Password to Hell
Courtesies of Heartbleed, I’m paying more attention to my passwords than I have in the past. Here in Klaskyville, we’ve contemplated shifting to a password management system (where we have one super-complicated password that generates a unique impossible-to-hack password for any sites we visit), but that doesn’t work for a bunch of reasons — shared accounts, varied hardware, limited access to browsers from some locations, etc. Therefore, I’m implementing new individual passwords on all my sites.
I’m following a system recommended by many experts: I’ve chosen a phrase that I’ll remember, and my password is the first letter of each word in the phrase, with some of those letters capitalized and some of those letters replaced by numbers. I’m also adding a unique number at the beginning of the password for each individual site, based on the name of the site (so that I don’t use the same password for everything, but I’ll still have a chance of remembering the “tweak”.
Many of the sites I’m visiting are simple and straightforward — I go to something clearly labeled “My Account” and I click on a link clearly labeled “Change Password” and I enter the old password once and the new password twice and the system gives me a clear Attagirl, and I know I’ve changed the password.

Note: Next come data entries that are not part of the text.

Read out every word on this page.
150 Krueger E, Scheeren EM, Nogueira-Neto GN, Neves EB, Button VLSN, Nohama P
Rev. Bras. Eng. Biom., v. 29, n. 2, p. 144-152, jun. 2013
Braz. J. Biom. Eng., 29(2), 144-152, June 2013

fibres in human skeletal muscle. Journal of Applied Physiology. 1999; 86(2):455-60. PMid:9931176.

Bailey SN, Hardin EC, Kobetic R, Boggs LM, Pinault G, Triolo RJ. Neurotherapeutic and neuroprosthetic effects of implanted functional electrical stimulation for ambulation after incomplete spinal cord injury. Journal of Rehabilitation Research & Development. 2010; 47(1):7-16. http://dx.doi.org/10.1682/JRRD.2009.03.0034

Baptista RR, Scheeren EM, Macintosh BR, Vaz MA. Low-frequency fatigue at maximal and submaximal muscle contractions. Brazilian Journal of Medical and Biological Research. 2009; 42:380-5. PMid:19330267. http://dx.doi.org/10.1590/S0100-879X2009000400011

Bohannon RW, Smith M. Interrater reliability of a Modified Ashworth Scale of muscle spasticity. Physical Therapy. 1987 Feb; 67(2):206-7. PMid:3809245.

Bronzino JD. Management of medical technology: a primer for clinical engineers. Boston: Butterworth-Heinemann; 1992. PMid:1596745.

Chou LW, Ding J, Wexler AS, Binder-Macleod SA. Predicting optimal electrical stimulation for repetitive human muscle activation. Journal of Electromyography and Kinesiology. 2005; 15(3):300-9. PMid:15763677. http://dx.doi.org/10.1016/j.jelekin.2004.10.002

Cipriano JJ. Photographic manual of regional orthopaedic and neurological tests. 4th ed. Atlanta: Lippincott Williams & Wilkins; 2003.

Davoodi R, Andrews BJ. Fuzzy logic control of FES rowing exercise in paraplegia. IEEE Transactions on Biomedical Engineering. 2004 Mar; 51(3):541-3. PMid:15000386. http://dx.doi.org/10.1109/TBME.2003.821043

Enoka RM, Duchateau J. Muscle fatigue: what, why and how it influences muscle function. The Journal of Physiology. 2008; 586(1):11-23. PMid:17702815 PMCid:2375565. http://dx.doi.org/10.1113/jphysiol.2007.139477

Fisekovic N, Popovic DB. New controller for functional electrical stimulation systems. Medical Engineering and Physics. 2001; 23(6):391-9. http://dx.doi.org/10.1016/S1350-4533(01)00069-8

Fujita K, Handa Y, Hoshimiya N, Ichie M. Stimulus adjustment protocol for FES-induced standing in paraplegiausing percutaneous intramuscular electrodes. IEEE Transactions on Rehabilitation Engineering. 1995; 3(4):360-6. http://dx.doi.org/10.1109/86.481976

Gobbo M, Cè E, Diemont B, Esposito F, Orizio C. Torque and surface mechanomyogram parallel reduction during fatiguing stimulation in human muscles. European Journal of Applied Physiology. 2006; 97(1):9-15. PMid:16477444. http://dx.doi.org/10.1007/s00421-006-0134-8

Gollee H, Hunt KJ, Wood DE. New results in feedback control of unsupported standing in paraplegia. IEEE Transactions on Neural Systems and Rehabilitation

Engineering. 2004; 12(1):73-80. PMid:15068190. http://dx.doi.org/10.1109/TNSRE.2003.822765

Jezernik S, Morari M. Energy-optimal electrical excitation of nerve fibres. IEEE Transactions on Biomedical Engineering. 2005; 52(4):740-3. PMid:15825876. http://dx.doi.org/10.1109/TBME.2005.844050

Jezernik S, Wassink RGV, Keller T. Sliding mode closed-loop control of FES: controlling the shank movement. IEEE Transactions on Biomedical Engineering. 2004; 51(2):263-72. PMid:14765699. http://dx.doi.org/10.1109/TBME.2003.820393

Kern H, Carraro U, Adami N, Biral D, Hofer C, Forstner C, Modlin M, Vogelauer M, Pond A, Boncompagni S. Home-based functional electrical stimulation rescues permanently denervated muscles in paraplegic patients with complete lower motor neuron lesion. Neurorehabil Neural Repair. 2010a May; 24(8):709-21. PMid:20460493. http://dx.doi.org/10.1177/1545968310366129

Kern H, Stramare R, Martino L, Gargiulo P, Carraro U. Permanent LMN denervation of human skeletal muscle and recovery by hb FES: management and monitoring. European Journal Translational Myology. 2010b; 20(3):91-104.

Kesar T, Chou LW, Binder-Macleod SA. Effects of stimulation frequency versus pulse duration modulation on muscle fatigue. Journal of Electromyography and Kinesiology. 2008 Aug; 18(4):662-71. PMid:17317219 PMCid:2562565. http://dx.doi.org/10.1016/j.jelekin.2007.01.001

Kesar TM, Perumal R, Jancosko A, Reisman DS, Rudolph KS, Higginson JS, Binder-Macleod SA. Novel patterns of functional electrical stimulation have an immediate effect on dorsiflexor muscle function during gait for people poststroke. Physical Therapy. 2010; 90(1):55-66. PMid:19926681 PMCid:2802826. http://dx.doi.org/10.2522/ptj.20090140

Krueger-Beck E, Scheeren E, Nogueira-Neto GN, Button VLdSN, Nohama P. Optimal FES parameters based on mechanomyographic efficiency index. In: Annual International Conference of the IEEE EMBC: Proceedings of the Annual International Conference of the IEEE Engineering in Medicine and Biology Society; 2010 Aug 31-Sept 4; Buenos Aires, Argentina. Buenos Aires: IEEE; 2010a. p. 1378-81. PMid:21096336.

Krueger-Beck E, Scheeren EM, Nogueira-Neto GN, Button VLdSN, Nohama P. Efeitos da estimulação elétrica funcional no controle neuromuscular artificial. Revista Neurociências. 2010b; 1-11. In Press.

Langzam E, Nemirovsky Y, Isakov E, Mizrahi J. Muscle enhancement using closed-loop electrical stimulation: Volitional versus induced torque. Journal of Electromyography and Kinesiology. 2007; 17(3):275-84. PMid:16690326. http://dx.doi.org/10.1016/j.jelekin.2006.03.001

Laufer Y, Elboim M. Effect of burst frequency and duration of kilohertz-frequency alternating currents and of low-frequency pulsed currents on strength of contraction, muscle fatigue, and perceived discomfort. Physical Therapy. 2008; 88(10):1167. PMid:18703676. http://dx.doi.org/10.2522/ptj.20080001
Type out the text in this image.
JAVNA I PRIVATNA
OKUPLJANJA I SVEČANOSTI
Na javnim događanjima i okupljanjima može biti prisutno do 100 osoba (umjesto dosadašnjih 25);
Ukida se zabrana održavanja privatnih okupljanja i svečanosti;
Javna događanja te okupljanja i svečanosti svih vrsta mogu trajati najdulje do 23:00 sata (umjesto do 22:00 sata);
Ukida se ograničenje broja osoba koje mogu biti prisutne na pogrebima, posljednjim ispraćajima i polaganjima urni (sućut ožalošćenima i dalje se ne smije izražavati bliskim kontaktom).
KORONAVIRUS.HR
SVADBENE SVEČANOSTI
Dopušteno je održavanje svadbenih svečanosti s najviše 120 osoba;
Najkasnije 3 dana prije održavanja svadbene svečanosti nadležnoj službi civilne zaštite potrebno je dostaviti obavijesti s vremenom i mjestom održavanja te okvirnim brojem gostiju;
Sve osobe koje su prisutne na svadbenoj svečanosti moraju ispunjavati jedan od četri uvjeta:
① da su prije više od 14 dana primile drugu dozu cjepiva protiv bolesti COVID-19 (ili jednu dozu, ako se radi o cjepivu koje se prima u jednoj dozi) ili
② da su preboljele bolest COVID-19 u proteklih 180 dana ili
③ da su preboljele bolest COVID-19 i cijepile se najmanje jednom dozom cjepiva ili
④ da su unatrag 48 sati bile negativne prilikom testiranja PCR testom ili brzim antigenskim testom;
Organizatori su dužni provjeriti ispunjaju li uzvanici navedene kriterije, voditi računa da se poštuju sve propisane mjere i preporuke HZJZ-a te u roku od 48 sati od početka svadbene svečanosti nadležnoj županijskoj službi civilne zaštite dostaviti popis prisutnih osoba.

But lots of sites aren’t as clear. I’ve encountered sites that:
- Don’t clearly have a “My Account” link, so I have to browse for something similar,
- Don’t clearly have a “Change Password” link, so I have to browse for something similar,
- Don’t require double-typing of the new password, making me paranoid that I’ve mistyped my new password, and I’ll be locked out forever,
- Require a password of greater strength (presumably, one requiring non-alpha or non-numeric characters, as I already have lower-case, upper-case, and numbers in my password), but only explain that requirement after I’ve tried to set my new password,
- Require a password of greater strength but don’t explain those requirements, only stating “Password not strong enough”, and
- Have no place anywhere to change any password at any time (but still require a password for access) — I’m looking at you, Kobo Writing Life.
(For the last frustration, I had to resort to reporting my password as forgotten, then changing the password through the link they sent me.)
The end result, of course, is that I maintain a print list of passwords. I password-protect *it*, and I record my passwords in code, but I’m obviously compromising security.
I understand that the power of the Internet is that no one controls it. I get that the beauty of the system is there is no system. But there has to be a better way.